Il est difficile pour le ministre de l’Intérieur de ne pas être, aujourd’hui, que le ministre de la sécurité tant la pression est forte. Celle de la population, celle des opérateurs économiques, celle de la « communauté internationale », celle des ONG… sans compter la pression politique alors que, d’ici quelques mois, doivent être organisées les élections législatives. Bakayoko a, cependant, au fil des jours, face à l’avalanche de critiques et de commentaires, « encadré » son propos : Laurent Gbagbo, qui a résisté les armes à la main au lendemain du deuxième tour de la présidentielle, « n’était pas un chef d’Etat ou un ancien chef d’Etat » mais un « chef d’opérations militaires » ; « Il y a eu des combats, comme il y a des combats aujourd’hui en Libye.

Mais après, il y a un décompte.
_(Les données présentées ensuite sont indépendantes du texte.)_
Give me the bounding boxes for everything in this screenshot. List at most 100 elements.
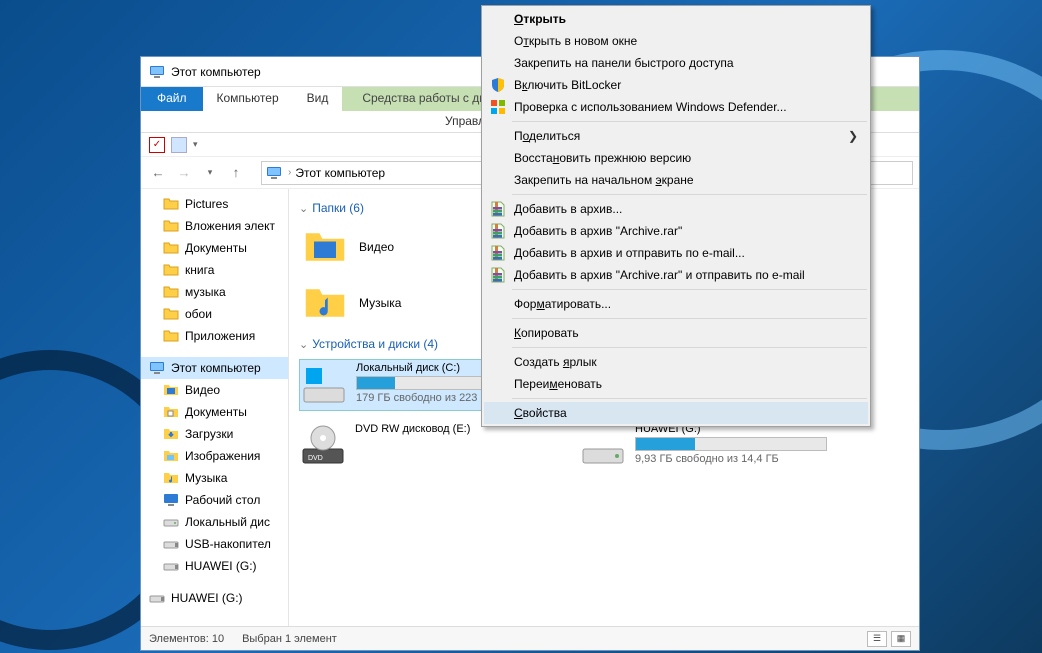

Nous avons la conviction que nos hommes ont fait des morts dans le cadre des combats » ; en ce qui concerne « l’affaire Lafont », il pèse sur cet homme, « qui a un passé trouble en Côte d’Ivoire […] de lourds soupçons de collaboration avec le régime Gbagbo dans le cadre d’achats d’armes et de transport d’armes » ; quant à « l’affaire Charaux », cet ancien officier « a travaillé à la formation de milices et du CECOS […] impliqué dans les massacres de la crise post-électorale […], il a travaillé avec Anselme Seka Seka qui était l’homme de main de Madame Gbagbo » ; « La volonté politique affirmée par le président de la République, c’est de faire de la Côte d’Ivoire un Etat de droit » ; « Nous ne sommes là que depuis le mois de mai. Il faut être patient […] Les gens jugent beaucoup trop vite et beaucoup trop durement » (toutes ces citations sont extraites de l’entretien de Bakayoko sur France-Soir.fr et avec France 24).